Finance Ministry officials are evaluating whether to lower Costa Rica income tax brackets because of a 0.74 percent annual decrease in the CPI, the main indicator used to calculate tax adjustments. The ministry updates income brackets every September, which then apply starting Oct. 1, the day the new fiscal year begins.
Currently some 952,000 workers earning a monthly salary of ₡793,000 ($1,460) or less are exempt from the tax, while 242,000 workers make enough to pay income tax. Those with monthly salaries between ₡793,000 and ₡1,190,000 ($2,195) pay 10 percent, and those with salaries equal to or greater than ₡1,190,000 pay 15 percent on income above that amount.
Finance Vice Minister Fernando Rodríguez said Thursday he does not remember a recent period where the country recorded a year of deflation (decrease in price levels of goods and services). Costa Rican law states that, if deflation occurs, income brackets must be lowered accordingly.
Albino Vargas Barrantes, Secretary General of the National Association of Public and Private Employees, said Friday that he’s strongly against what he called “the unfortunate and untimely attempt by the government to reduce the income figure used for calculating tax exemptions.”
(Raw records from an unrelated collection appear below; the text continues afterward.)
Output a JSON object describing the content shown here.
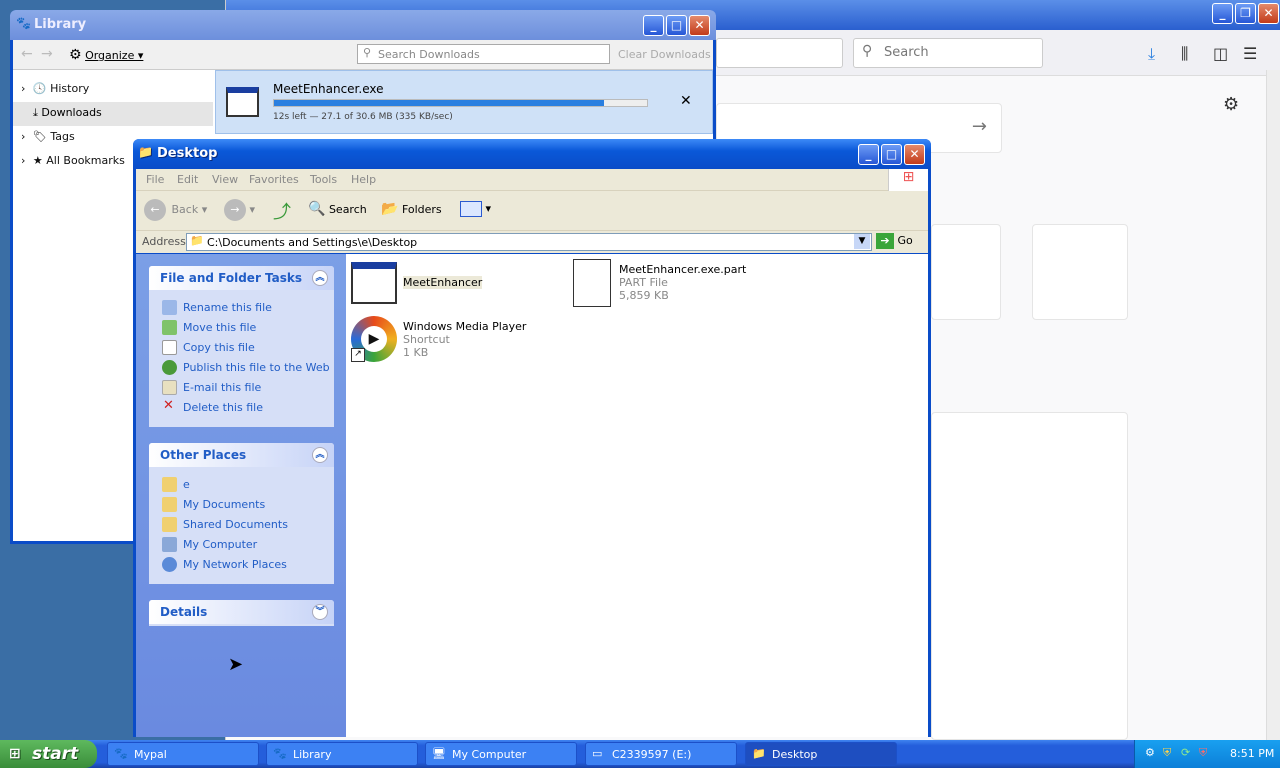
{
  "browser": {
    "search_placeholder": "Search",
    "window_controls": [
      "minimize",
      "restore",
      "close"
    ]
  },
  "library": {
    "title": "Library",
    "organize_label": "Organize ▾",
    "search_placeholder": "Search Downloads",
    "clear_label": "Clear Downloads",
    "sidebar": [
      {
        "label": "History"
      },
      {
        "label": "Downloads"
      },
      {
        "label": "Tags"
      },
      {
        "label": "All Bookmarks"
      }
    ],
    "download": {
      "name": "MeetEnhancer.exe",
      "status": "12s left — 27.1 of 30.6 MB (335 KB/sec)",
      "progress": 0.886
    }
  },
  "explorer": {
    "title": "Desktop",
    "menu": [
      "File",
      "Edit",
      "View",
      "Favorites",
      "Tools",
      "Help"
    ],
    "toolbar": {
      "back": "Back",
      "search": "Search",
      "folders": "Folders"
    },
    "address_label": "Address",
    "address_value": "C:\\Documents and Settings\\e\\Desktop",
    "go_label": "Go",
    "file_tasks": {
      "heading": "File and Folder Tasks",
      "items": [
        "Rename this file",
        "Move this file",
        "Copy this file",
        "Publish this file to the Web",
        "E-mail this file",
        "Delete this file"
      ]
    },
    "other_places": {
      "heading": "Other Places",
      "items": [
        "e",
        "My Documents",
        "Shared Documents",
        "My Computer",
        "My Network Places"
      ]
    },
    "details": {
      "heading": "Details"
    },
    "files": [
      {
        "name": "MeetEnhancer"
      },
      {
        "name": "MeetEnhancer.exe.part",
        "type": "PART File",
        "size": "5,859 KB"
      },
      {
        "name": "Windows Media Player",
        "type": "Shortcut",
        "size": "1 KB"
      }
    ]
  },
  "taskbar": {
    "start_label": "start",
    "items": [
      "Mypal",
      "Library",
      "My Computer",
      "C2339597 (E:)",
      "Desktop"
    ],
    "clock": "8:51 PM"
  }
}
The leader of the country’s largest labor union said the decision would be worse than “the government’s equally deplorable decision to yield to the pressures of big business owners,” in reference to some lawmakers who fiercely oppose a series of fiscal reforms that seek to establish harsher sanctions for tax fraud and tax dodging.
Vargas also questioned why, in a period of deflation, the government hasn’t implemented any price cuts on basic goods and public transportation fees.